The point is, added Culiat, that some of the journalists themselves no longer believe in the theatrical review, declared dead, obsolete. And to substantiate this from time to time have been given various excuses. The tabloid format of newspapers - but, as it happens, Anglo-Saxon newspapers with the same format write to iosa of culture -; the televisions and radios that review before the paper one - also here one could disagree for a long time because more than reviews, most of the times the press releases are read - and dulcis in fundo, the notorious web. In the current mentality, the web replaces paper. Not true. One does not exclude the other. The web will surely beat the paper on time, but newspapers can publish some meditated pieces. Some insights. Once it was reviewed immediately after the show. Today it costs to keep a newspaper open until one in the morning and then necessarily the review comes out two days later. These new publishers are only interested in making a profit. What finally comes out could also be a can of tuna. It doesn't matter. Cutting. Making profits. At the expense of quality. Knowledge.

In reality, then, there is a certain ferment at the national level on the subject of theatrical criticism. In February, for example, a conference on film criticism was organized in Bologna and the Piccolo Teatro di Milano and La Lettura organized a forum on critics and audiences with Luca Ronconi and Franco Cordelli.

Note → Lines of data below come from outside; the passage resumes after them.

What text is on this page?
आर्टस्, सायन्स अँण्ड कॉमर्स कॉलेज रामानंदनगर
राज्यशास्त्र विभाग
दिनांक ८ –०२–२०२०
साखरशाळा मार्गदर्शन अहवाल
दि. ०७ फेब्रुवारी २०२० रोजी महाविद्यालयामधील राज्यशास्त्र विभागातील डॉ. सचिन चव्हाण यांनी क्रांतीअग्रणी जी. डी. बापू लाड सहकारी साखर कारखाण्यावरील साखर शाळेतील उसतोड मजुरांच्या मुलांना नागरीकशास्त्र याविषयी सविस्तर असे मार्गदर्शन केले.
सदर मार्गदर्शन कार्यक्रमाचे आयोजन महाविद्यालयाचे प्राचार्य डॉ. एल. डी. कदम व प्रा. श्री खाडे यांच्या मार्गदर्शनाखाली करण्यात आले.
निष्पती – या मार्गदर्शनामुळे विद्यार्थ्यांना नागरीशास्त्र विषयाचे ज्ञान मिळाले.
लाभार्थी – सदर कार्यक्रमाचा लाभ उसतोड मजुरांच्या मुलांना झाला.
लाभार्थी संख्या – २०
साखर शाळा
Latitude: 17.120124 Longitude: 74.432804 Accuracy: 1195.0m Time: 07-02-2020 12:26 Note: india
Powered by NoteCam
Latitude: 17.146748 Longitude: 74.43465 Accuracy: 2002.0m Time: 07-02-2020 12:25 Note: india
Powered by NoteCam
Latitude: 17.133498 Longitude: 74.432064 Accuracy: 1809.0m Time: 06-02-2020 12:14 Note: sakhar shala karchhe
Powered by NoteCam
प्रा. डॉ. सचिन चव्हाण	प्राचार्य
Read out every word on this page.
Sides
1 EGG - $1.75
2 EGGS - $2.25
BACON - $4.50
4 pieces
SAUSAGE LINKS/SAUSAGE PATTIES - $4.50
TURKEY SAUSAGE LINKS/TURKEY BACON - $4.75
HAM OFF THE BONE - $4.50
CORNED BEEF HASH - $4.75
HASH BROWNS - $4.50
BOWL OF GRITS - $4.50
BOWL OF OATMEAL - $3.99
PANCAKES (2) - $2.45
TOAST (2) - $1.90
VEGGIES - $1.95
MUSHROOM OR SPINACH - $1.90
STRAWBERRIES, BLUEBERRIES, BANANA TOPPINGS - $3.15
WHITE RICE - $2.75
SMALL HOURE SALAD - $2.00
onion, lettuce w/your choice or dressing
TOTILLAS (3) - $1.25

We hope that after many words there will be action. Culiat's fb page has just 367 "I like it", but as he pointed out, "for the moment I'm happy to open a window on this topic. The objective of x thousand "likes" that justifies the opening of a web page where you ask for the restoration of theatrical criticism to be presented to the directors of national and local newspapers I see it far away, but I do not give up. What struck me, however, was the total absence of debate. And it's easier to click "like" than to comment. If there is no exchange of views, everything remains a dead letter.